The name “Greek yogurt” is essentially a branding story. Fage, a Greek dairy company, is credited with popularizing the term to distinguish its thicker, strained product from the thinner yogurts Americans were used to buying from brands like Yoplait. Fage opened a production plant in Johnstown, New York, in 2005.

That same year, Hamdi Ulukaya, who grew up in a dairy-farming family in eastern Turkey, arrived in New York. He purchased a 130-year-old dairy plant in New Berlin, in the state’s Southern Tier, and founded Chobani. By 2007, the company was producing strained Greek yogurt and selling it nationwide. Between 2005 and 2015, per capita yogurt consumption in the U.S. jumped by about 41 percent, driven almost entirely by the Greek yogurt boom. New York State now produces more Greek yogurt than Greece itself.

“Greek Style” vs. Authentically Strained

Not everything labeled “Greek” in the grocery store has actually been strained. Because there’s no legal definition of “Greek yogurt” in the United States, some brands skip the straining process entirely and instead thicken regular yogurt with additives like milk protein concentrate, powdered milk, pectin, gelatin, or cornstarch. These products are sometimes labeled “Greek style” rather than “Greek,” but the distinction isn’t always clear on the packaging.
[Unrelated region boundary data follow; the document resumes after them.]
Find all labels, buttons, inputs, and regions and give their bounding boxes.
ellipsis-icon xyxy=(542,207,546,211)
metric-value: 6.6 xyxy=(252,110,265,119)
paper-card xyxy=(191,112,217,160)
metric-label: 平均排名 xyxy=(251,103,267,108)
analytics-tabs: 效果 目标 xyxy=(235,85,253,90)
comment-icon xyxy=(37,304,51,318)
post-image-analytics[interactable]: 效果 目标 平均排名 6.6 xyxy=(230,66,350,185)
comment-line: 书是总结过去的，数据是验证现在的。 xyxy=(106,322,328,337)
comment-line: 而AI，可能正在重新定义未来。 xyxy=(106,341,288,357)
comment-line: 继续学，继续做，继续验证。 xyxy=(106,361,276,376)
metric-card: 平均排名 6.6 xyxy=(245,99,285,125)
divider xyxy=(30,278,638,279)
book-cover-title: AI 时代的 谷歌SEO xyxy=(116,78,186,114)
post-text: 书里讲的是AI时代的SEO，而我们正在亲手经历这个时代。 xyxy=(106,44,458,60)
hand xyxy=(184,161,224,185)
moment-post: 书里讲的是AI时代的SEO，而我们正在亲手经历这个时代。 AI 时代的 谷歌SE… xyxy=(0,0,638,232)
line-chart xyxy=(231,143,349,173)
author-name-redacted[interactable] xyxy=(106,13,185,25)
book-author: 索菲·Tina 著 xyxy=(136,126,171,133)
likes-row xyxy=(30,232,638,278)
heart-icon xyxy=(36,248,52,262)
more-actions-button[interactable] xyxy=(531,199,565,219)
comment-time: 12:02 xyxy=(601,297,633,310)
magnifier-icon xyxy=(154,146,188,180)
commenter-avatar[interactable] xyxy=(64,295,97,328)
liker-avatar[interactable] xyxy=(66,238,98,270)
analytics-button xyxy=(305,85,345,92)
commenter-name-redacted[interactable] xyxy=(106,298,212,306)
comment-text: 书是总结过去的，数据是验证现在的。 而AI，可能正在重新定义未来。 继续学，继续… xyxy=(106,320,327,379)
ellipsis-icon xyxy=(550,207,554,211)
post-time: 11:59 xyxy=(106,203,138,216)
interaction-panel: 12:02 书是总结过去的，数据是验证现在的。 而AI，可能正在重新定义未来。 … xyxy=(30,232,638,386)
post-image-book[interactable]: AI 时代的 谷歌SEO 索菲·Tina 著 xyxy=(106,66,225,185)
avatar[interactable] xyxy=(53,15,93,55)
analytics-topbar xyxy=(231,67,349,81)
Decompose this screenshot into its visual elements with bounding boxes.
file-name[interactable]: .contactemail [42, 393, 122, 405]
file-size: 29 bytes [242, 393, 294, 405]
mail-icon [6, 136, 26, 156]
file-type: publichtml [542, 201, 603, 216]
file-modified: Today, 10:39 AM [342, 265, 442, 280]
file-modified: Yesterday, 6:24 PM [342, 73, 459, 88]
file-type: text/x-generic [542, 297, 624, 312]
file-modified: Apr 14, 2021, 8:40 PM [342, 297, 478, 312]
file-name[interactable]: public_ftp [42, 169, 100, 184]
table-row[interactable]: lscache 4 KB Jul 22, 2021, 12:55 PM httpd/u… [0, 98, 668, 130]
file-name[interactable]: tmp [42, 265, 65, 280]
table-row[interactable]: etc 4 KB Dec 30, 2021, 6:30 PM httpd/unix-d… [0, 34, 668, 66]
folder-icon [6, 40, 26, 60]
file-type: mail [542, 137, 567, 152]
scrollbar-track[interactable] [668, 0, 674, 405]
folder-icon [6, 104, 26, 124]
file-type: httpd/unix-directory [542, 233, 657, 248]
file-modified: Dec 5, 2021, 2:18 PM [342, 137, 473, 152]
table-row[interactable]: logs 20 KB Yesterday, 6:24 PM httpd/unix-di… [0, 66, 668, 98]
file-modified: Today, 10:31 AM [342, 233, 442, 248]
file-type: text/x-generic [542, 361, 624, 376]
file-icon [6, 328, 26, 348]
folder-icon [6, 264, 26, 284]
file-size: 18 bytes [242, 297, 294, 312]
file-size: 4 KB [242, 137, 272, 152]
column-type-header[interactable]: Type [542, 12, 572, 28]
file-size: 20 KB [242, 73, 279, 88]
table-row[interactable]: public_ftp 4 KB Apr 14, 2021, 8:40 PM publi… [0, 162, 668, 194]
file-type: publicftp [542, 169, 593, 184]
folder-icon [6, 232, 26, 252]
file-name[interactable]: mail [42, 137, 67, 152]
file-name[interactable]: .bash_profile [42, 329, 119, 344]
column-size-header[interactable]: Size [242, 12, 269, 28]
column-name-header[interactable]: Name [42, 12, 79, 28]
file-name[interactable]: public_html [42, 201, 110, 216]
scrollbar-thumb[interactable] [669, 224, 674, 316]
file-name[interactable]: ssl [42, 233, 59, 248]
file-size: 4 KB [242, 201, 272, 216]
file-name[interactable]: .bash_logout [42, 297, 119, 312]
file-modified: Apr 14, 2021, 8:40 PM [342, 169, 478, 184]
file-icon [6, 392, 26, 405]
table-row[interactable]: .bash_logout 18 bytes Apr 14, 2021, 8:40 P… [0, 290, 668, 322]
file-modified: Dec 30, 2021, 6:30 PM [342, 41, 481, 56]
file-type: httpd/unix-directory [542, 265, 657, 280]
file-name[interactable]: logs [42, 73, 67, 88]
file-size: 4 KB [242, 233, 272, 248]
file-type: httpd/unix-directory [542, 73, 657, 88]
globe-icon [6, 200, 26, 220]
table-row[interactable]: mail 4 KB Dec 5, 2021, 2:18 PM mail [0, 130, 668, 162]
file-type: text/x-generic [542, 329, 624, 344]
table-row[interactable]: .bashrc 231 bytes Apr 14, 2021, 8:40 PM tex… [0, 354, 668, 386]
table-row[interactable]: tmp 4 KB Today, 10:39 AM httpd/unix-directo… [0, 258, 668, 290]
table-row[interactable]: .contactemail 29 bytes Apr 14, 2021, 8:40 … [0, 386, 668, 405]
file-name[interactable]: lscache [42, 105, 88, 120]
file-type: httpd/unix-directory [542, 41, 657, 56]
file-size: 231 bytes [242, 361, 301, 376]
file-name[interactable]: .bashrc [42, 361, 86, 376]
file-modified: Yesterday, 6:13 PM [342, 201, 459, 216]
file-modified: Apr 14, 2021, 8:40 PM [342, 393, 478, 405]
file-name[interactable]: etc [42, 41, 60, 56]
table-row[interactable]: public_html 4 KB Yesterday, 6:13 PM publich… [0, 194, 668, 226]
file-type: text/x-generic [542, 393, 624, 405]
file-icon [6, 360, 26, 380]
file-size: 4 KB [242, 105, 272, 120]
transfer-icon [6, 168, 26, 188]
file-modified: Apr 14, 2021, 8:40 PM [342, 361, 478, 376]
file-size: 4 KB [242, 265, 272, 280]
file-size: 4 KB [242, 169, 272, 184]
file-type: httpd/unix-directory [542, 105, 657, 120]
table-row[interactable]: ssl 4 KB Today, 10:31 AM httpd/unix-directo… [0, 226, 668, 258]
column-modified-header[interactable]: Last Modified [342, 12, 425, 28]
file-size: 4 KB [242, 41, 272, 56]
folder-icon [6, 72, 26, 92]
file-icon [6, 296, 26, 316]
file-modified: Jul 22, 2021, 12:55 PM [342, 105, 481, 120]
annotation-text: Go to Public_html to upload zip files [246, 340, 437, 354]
If you want the real thing, check the ingredient list. Authentically strained Greek yogurt typically contains just milk and live bacterial cultures, sometimes with a small amount of cream. A long list of thickeners or protein additives suggests a shortcut. The nutritional profile will also differ: genuinely strained yogurt concentrates protein naturally, while thickened versions may have a similar texture but a different balance of protein and carbohydrates.